Адмиральша робко объясняла, что это камер-юнкер Подковин... Приезжал с визитом... Он очень хорошо принят у адмирала Дубасова и вообще...
- Женихов ловите? - перебивал старик, поводя на дам презрительным взглядом. - Этот ваш Подковкин - или как там его?.. хам! Засиживается до обеда. Чтоб я его больше никогда не видал! - резко обрывал Ветлугин.
И бедной адмиральше, очень любившей общество и большой охотнице поболтать всласть, особенно на романические темы, приходилось иногда отказывать знакомым, которые не нравились мужу, или же звать их в те вечера, когда адмирал бывал в английском клубе.

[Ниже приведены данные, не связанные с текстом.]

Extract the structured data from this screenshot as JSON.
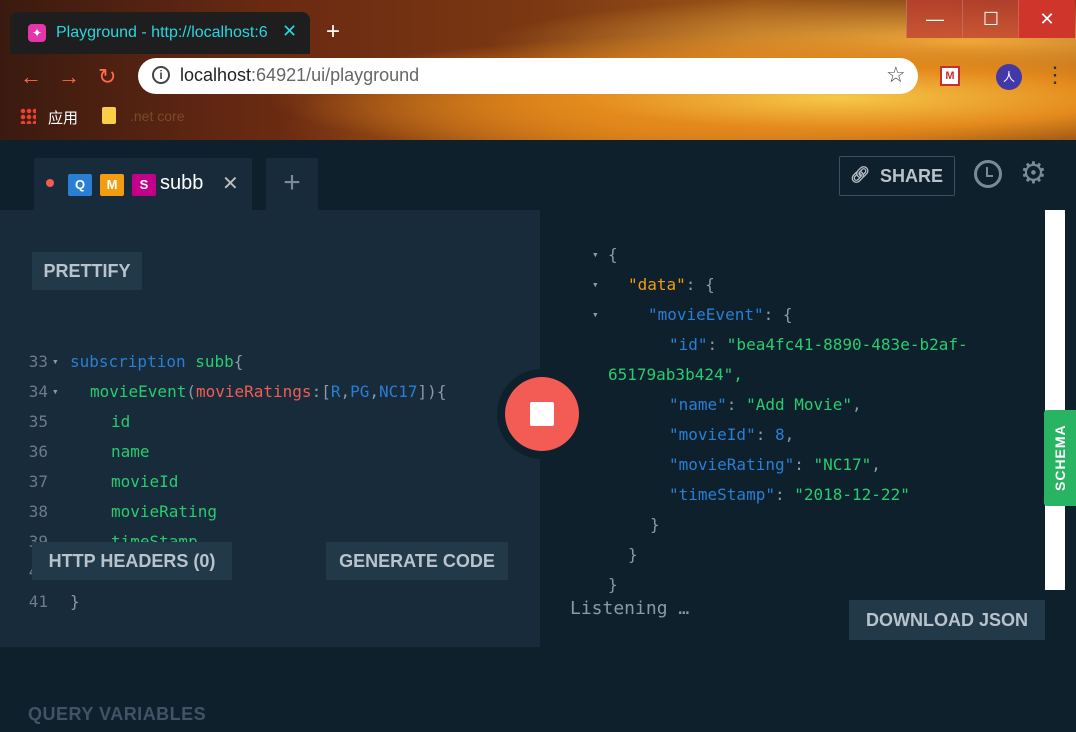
{
  "browser": {
    "tab_title": "Playground - http://localhost:6",
    "tab_close": "✕",
    "new_tab": "+",
    "window_controls": {
      "minimize": "—",
      "maximize": "☐",
      "close": "✕"
    },
    "url_host": "localhost",
    "url_rest": ":64921/ui/playground",
    "bookmarks": [
      {
        "label": "应用"
      },
      {
        "label": ".net core"
      }
    ],
    "avatar_text": "人",
    "extension_text": "M"
  },
  "playground": {
    "tab": {
      "badges": [
        "Q",
        "M",
        "S"
      ],
      "name": "subb",
      "close": "✕"
    },
    "add_tab": "+",
    "share_label": "SHARE",
    "prettify_label": "PRETTIFY",
    "http_headers_label": "HTTP HEADERS (0)",
    "generate_code_label": "GENERATE CODE",
    "query_variables_label": "QUERY VARIABLES",
    "download_json_label": "DOWNLOAD JSON",
    "listening_text": "Listening …",
    "schema_label": "SCHEMA",
    "editor_lines": [
      {
        "n": "33",
        "kw": "subscription",
        "name": "subb",
        "rest": "{"
      },
      {
        "n": "34",
        "fn": "movieEvent",
        "arg": "movieRatings",
        "enums": [
          "R",
          "PG",
          "NC17"
        ]
      },
      {
        "n": "35",
        "field": "id"
      },
      {
        "n": "36",
        "field": "name"
      },
      {
        "n": "37",
        "field": "movieId"
      },
      {
        "n": "38",
        "field": "movieRating"
      },
      {
        "n": "39",
        "field": "timeStamp"
      },
      {
        "n": "40",
        "text": "}"
      },
      {
        "n": "41",
        "text": "}"
      }
    ],
    "result": {
      "data_key": "\"data\"",
      "event_key": "\"movieEvent\"",
      "id_key": "\"id\"",
      "id_value_part1": "\"bea4fc41-8890-483e-b2af-",
      "id_value_part2": "65179ab3b424\",",
      "name_key": "\"name\"",
      "name_value": "\"Add Movie\"",
      "movieId_key": "\"movieId\"",
      "movieId_value": "8",
      "movieRating_key": "\"movieRating\"",
      "movieRating_value": "\"NC17\"",
      "timeStamp_key": "\"timeStamp\"",
      "timeStamp_value": "\"2018-12-22\""
    }
  },
  "colors": {
    "accent_red": "#f25c54",
    "query_blue": "#2a7ed3",
    "mutation_orange": "#f39c12",
    "subscription_pink": "#c2008a",
    "schema_green": "#28b463"
  }
}
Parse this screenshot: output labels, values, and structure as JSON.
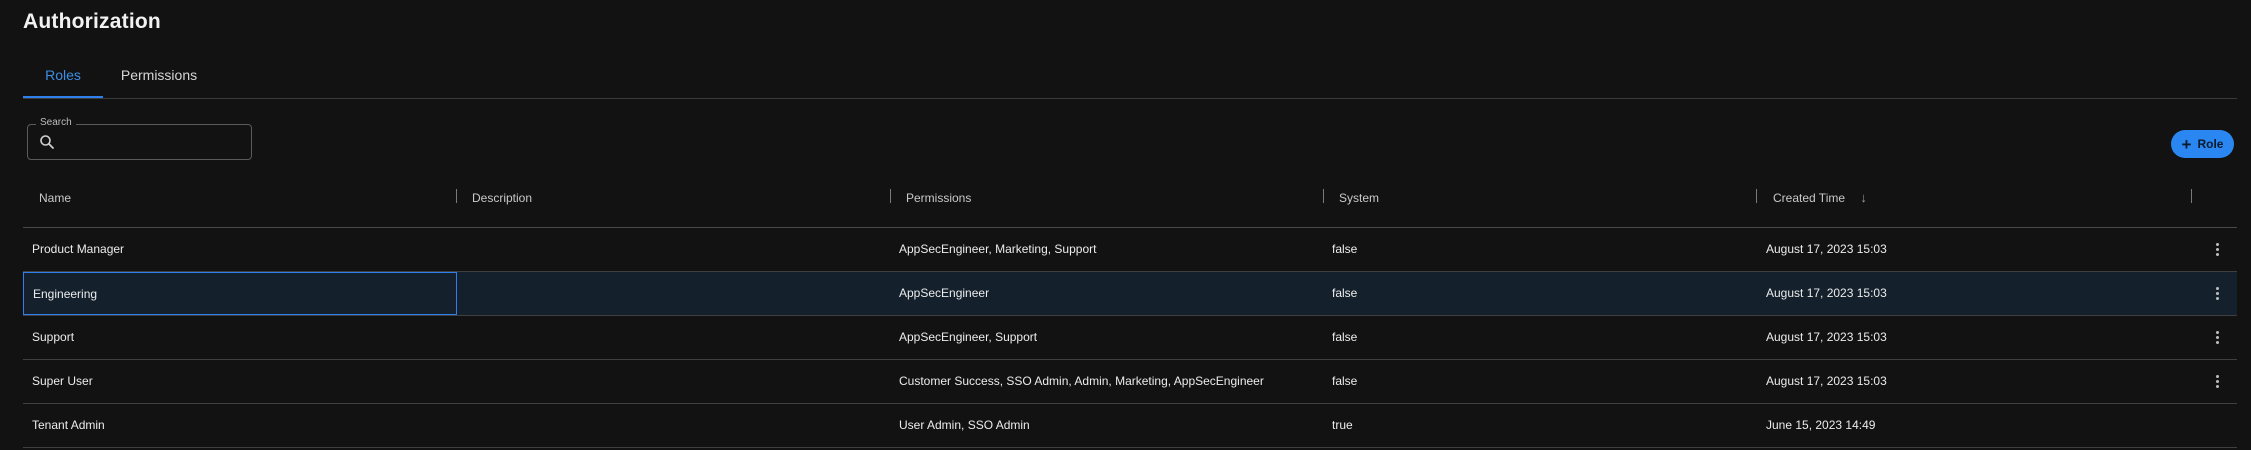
{
  "page": {
    "title": "Authorization"
  },
  "tabs": [
    {
      "label": "Roles",
      "active": true
    },
    {
      "label": "Permissions",
      "active": false
    }
  ],
  "search": {
    "label": "Search",
    "value": "",
    "placeholder": ""
  },
  "actions": {
    "add_role_label": "Role"
  },
  "table": {
    "columns": [
      "Name",
      "Description",
      "Permissions",
      "System",
      "Created Time"
    ],
    "sort": {
      "column": "Created Time",
      "direction": "desc"
    },
    "rows": [
      {
        "name": "Product Manager",
        "description": "",
        "permissions": "AppSecEngineer, Marketing, Support",
        "system": "false",
        "created": "August 17, 2023 15:03"
      },
      {
        "name": "Engineering",
        "description": "",
        "permissions": "AppSecEngineer",
        "system": "false",
        "created": "August 17, 2023 15:03"
      },
      {
        "name": "Support",
        "description": "",
        "permissions": "AppSecEngineer, Support",
        "system": "false",
        "created": "August 17, 2023 15:03"
      },
      {
        "name": "Super User",
        "description": "",
        "permissions": "Customer Success, SSO Admin, Admin, Marketing, AppSecEngineer",
        "system": "false",
        "created": "August 17, 2023 15:03"
      },
      {
        "name": "Tenant Admin",
        "description": "",
        "permissions": "User Admin, SSO Admin",
        "system": "true",
        "created": "June 15, 2023 14:49"
      }
    ]
  },
  "colors": {
    "accent": "#2f80ed",
    "background": "#121212",
    "selected_row": "#14202c"
  }
}
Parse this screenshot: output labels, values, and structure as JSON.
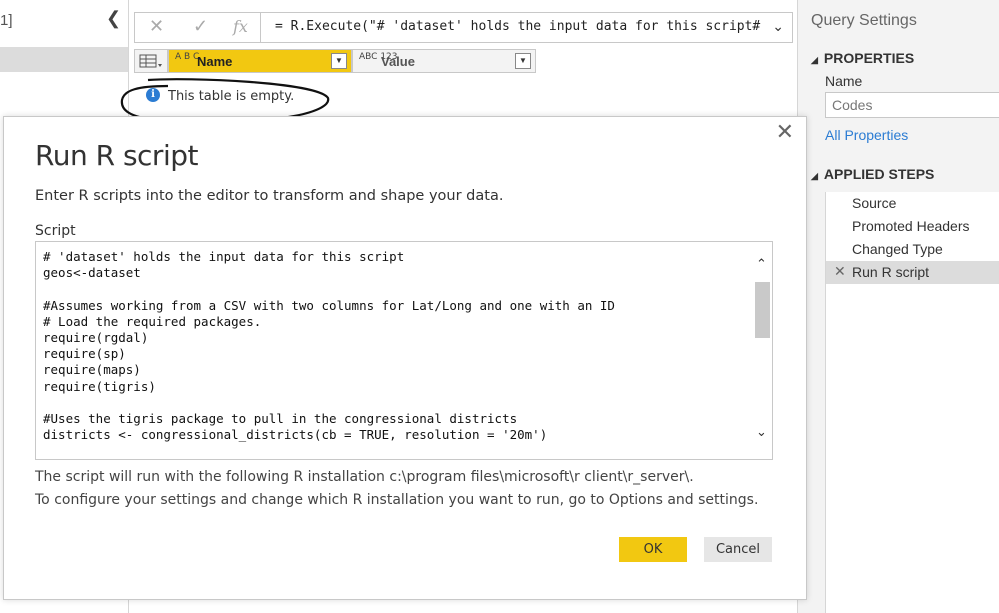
{
  "left_pane": {
    "queries_label_fragment": "1]"
  },
  "formula_bar": {
    "cancel_glyph": "✕",
    "commit_glyph": "✓",
    "fx_label": "fx",
    "formula": "= R.Execute(\"# 'dataset' holds the input data for this script#"
  },
  "grid": {
    "columns": [
      {
        "type_glyph": "A B C",
        "name": "Name"
      },
      {
        "type_glyph": "ABC 123",
        "name": "Value"
      }
    ],
    "empty_message": "This table is empty."
  },
  "query_settings": {
    "title": "Query Settings",
    "properties_heading": "PROPERTIES",
    "name_label": "Name",
    "name_value": "Codes",
    "all_properties_link": "All Properties",
    "applied_steps_heading": "APPLIED STEPS",
    "steps": [
      "Source",
      "Promoted Headers",
      "Changed Type",
      "Run R script"
    ],
    "active_step": "Run R script"
  },
  "dialog": {
    "title": "Run R script",
    "description": "Enter R scripts into the editor to transform and shape your data.",
    "script_label": "Script",
    "script": "# 'dataset' holds the input data for this script\ngeos<-dataset\n\n#Assumes working from a CSV with two columns for Lat/Long and one with an ID\n# Load the required packages.\nrequire(rgdal)\nrequire(sp)\nrequire(maps)\nrequire(tigris)\n\n#Uses the tigris package to pull in the congressional districts\ndistricts <- congressional_districts(cb = TRUE, resolution = '20m')",
    "note_install": "The script will run with the following R installation c:\\program files\\microsoft\\r client\\r_server\\.",
    "note_configure": "To configure your settings and change which R installation you want to run, go to Options and settings.",
    "ok_label": "OK",
    "cancel_label": "Cancel"
  },
  "colors": {
    "accent_yellow": "#f2c811",
    "link_blue": "#2b7cd3"
  }
}
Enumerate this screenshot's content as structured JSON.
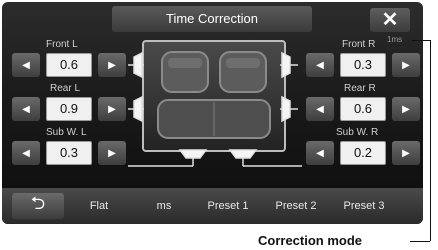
{
  "window": {
    "title": "Time Correction",
    "close_label": "✕",
    "unit_label": "1ms"
  },
  "channels": {
    "front_l": {
      "label": "Front L",
      "value": "0.6"
    },
    "front_r": {
      "label": "Front R",
      "value": "0.3"
    },
    "rear_l": {
      "label": "Rear L",
      "value": "0.9"
    },
    "rear_r": {
      "label": "Rear R",
      "value": "0.6"
    },
    "sub_l": {
      "label": "Sub W. L",
      "value": "0.3"
    },
    "sub_r": {
      "label": "Sub W. R",
      "value": "0.2"
    }
  },
  "arrows": {
    "left": "◀",
    "right": "▶"
  },
  "bottombar": {
    "back_label": "⮌",
    "items": [
      "Flat",
      "ms",
      "Preset 1",
      "Preset 2",
      "Preset 3"
    ]
  },
  "annotation": "Correction mode"
}
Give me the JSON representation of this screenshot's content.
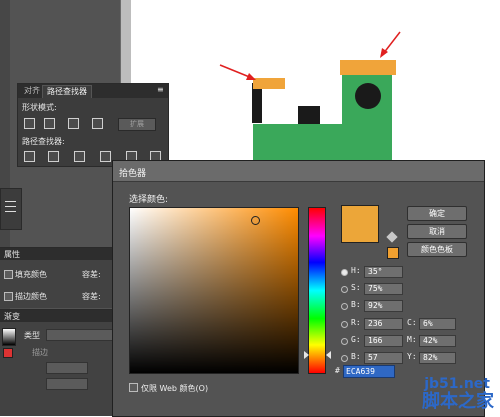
{
  "pathfinder_panel": {
    "tabs": [
      "对齐",
      "路径查找器"
    ],
    "shape_modes_label": "形状模式:",
    "expand_label": "扩展",
    "pathfinders_label": "路径查找器:"
  },
  "attributes_panel": {
    "title": "属性",
    "fill_label": "填充颜色",
    "stroke_label": "描边颜色",
    "tolerance_label": "容差:"
  },
  "gradient_panel": {
    "title": "渐变",
    "type_label": "类型",
    "stroke_label": "描边"
  },
  "color_picker": {
    "title": "拾色器",
    "select_color_label": "选择颜色:",
    "buttons": {
      "ok": "确定",
      "cancel": "取消",
      "swatches": "颜色色板"
    },
    "hsb": [
      {
        "label": "H:",
        "value": "35°"
      },
      {
        "label": "S:",
        "value": "75%"
      },
      {
        "label": "B:",
        "value": "92%"
      }
    ],
    "rgb": [
      {
        "label": "R:",
        "value": "236"
      },
      {
        "label": "G:",
        "value": "166"
      },
      {
        "label": "B:",
        "value": "57"
      }
    ],
    "cmyk": [
      {
        "label": "C:",
        "value": "6%"
      },
      {
        "label": "M:",
        "value": "42%"
      },
      {
        "label": "Y:",
        "value": "82%"
      }
    ],
    "hex_prefix": "#",
    "hex_value": "ECA639",
    "web_only_label": "仅限 Web 颜色(O)",
    "current_color": "#ECA639"
  },
  "watermark": {
    "site": "jb51.net",
    "name": "脚本之家"
  },
  "colors": {
    "train_green": "#3aa85a",
    "train_orange": "#F0A43A",
    "train_black": "#1a1a1a",
    "arrow_red": "#e02020"
  }
}
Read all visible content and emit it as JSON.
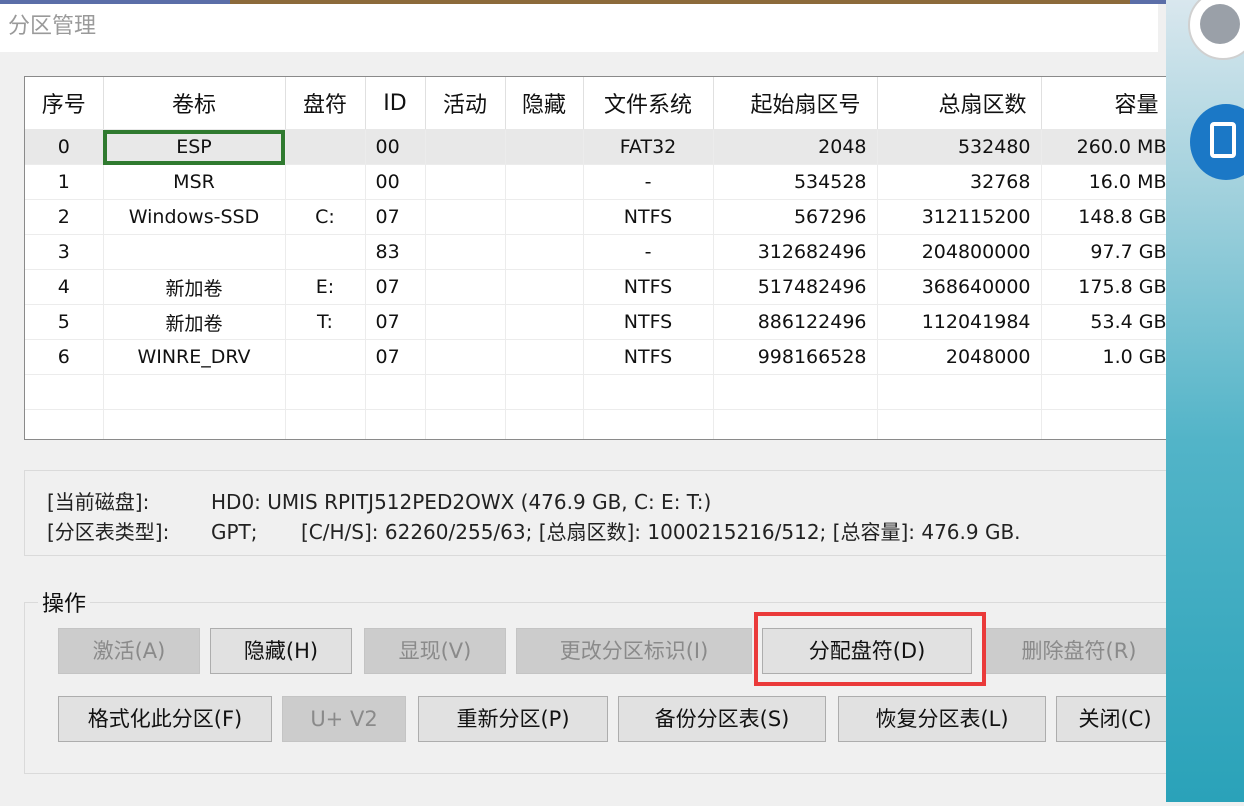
{
  "window": {
    "title": "分区管理"
  },
  "table": {
    "headers": [
      "序号",
      "卷标",
      "盘符",
      "ID",
      "活动",
      "隐藏",
      "文件系统",
      "起始扇区号",
      "总扇区数",
      "容量"
    ],
    "rows": [
      [
        "0",
        "ESP",
        "",
        "00",
        "",
        "",
        "FAT32",
        "2048",
        "532480",
        "260.0 MB"
      ],
      [
        "1",
        "MSR",
        "",
        "00",
        "",
        "",
        "-",
        "534528",
        "32768",
        "16.0 MB"
      ],
      [
        "2",
        "Windows-SSD",
        "C:",
        "07",
        "",
        "",
        "NTFS",
        "567296",
        "312115200",
        "148.8 GB"
      ],
      [
        "3",
        "",
        "",
        "83",
        "",
        "",
        "-",
        "312682496",
        "204800000",
        "97.7 GB"
      ],
      [
        "4",
        "新加卷",
        "E:",
        "07",
        "",
        "",
        "NTFS",
        "517482496",
        "368640000",
        "175.8 GB"
      ],
      [
        "5",
        "新加卷",
        "T:",
        "07",
        "",
        "",
        "NTFS",
        "886122496",
        "112041984",
        "53.4 GB"
      ],
      [
        "6",
        "WINRE_DRV",
        "",
        "07",
        "",
        "",
        "NTFS",
        "998166528",
        "2048000",
        "1.0 GB"
      ]
    ]
  },
  "info": {
    "disk_label": "[当前磁盘]:",
    "disk_value": "HD0: UMIS RPITJ512PED2OWX (476.9 GB, C: E: T:)",
    "type_label": "[分区表类型]:",
    "type_value": "GPT;",
    "geometry": "[C/H/S]: 62260/255/63; [总扇区数]: 1000215216/512; [总容量]: 476.9 GB."
  },
  "ops": {
    "title": "操作",
    "activate": "激活(A)",
    "hide": "隐藏(H)",
    "show": "显现(V)",
    "change_id": "更改分区标识(I)",
    "assign_letter": "分配盘符(D)",
    "delete_letter": "删除盘符(R)",
    "format": "格式化此分区(F)",
    "uv2": "U+ V2",
    "repartition": "重新分区(P)",
    "backup_table": "备份分区表(S)",
    "restore_table": "恢复分区表(L)",
    "close": "关闭(C)"
  },
  "colors": {
    "highlight_green": "#2f7a2f",
    "highlight_red": "#ea3a3a"
  },
  "icons": [
    "avatar-icon",
    "tablet-icon"
  ]
}
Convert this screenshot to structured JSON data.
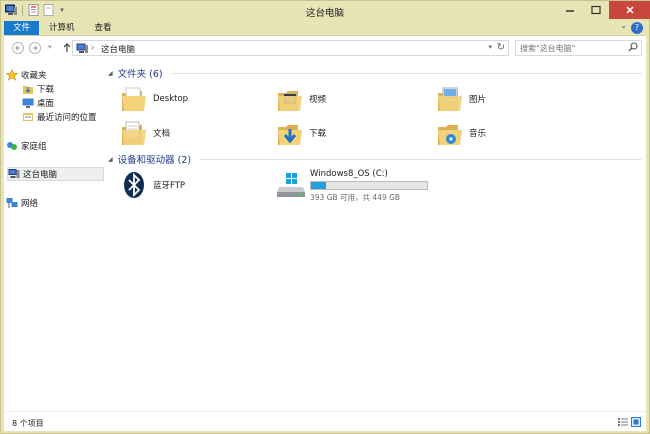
{
  "window": {
    "title": "这台电脑"
  },
  "ribbon": {
    "tabs": [
      {
        "label": "文件"
      },
      {
        "label": "计算机"
      },
      {
        "label": "查看"
      }
    ],
    "help_label": "?"
  },
  "address": {
    "crumb": "这台电脑",
    "search_placeholder": "搜索\"这台电脑\""
  },
  "nav": {
    "favorites": "收藏夹",
    "downloads": "下载",
    "desktop": "桌面",
    "recent": "最近访问的位置",
    "homegroup": "家庭组",
    "this_pc": "这台电脑",
    "network": "网络"
  },
  "folders_group": {
    "title": "文件夹 (6)"
  },
  "folders": [
    {
      "label": "Desktop",
      "icon": "desktop-folder-icon"
    },
    {
      "label": "视频",
      "icon": "videos-folder-icon"
    },
    {
      "label": "图片",
      "icon": "pictures-folder-icon"
    },
    {
      "label": "文档",
      "icon": "documents-folder-icon"
    },
    {
      "label": "下载",
      "icon": "downloads-folder-icon"
    },
    {
      "label": "音乐",
      "icon": "music-folder-icon"
    }
  ],
  "devices_group": {
    "title": "设备和驱动器 (2)"
  },
  "devices": {
    "bluetooth_ftp": "蓝牙FTP",
    "drive": {
      "name": "Windows8_OS (C:)",
      "free_text": "393 GB 可用，共 449 GB",
      "used_fraction": 0.125
    }
  },
  "status": {
    "item_count": "8 个项目"
  },
  "colors": {
    "accent": "#1979ca",
    "title_bar": "#e7e4b6",
    "close": "#c7473d",
    "drive_bar": "#26a0da"
  }
}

В этот день в гостиной, по счастью, чужих не было. К обеду явились сыновья Николай и Григорий, молодые офицеры, и Сережа, отпущенный из корпуса по случаю завтрашнего праздника.
В ожидании адмирала разговаривали тихо и остерегались громко смеяться. На всех лицах была какая-то напряженность. Один лишь Сережа, стройный, гладко остриженный юноша в кадетской форме, с живой, подвижной физиономией и бойкими черными глазами, похожий своей наружностью на мать, а живостью манер и темпераментом - на отца, о чем-то с жаром шептал любимой сестре Анне, которой он поверял все свои тайны и заветные идеи, юные и свежие, как и сам этот юноша, выраставший в эпоху обновления.
Анна слушала своего фаворита с выражением изумления и испуга на своем серьезном и добром лице и, когда Сережа остановился, тихо воскликнула:
- Ты с ума сошел, Сережа?
Юноша усмехнулся. Он с ума не сходил... Напротив, он за ум взялся... Он обдумал свое намерение и решил поговорить с отцом.
- Да разве он тебе позволит?
- Я постараюсь убедить его.
- Ты?! Папеньку?!
- Да, я! - задорно отвечал Сережа. - Он тронется горячей просьбой... Не каменный же он... Помнишь, Нюта, маркиза Позу? Подействовал же он на короля Филиппа?.. Ведь подействовал?
Но сестра, не разделявшая иллюзий юного маркиза Позы, с видом сомнения покачала головой.
- Ах, Нюта, как жаль, что ты не читала "Темного царства"! - снова заговорил вполголоса Сережа. - Прелесть! Восторг! Ты должна прочитать... Я тебе принесу "Современник"... Ты увидишь, Нюта, к чему ведет родительский деспотизм... У нас здесь то же темное царство, и вы все...
Сережа вдруг смолк, оборвавши речь. Смолкли и другие разговаривавшие. В гостиную вошел адмирал, по обыкновению ровно за пять минут до четырех часов.
Все, кроме адмиральши, поднялись и поклонились. Адмирал кивнул головой, ни на кого не глядя, и заходил взад и вперед, поводя плечами и хмуря брови. Все снова уселись и заговорили шепотом. Эта атмосфера боязливого трепета, по-видимому, нравилась старому адмиралу, и он в присутствии семьи обыкновенно напускал на себя самый суровый вид и редко, очень редко удостоивал обращением к кому-нибудь из членов семейства.
- Ты видишь? Папенька сегодня не в духе! - шепнула Анна на ухо Сереже.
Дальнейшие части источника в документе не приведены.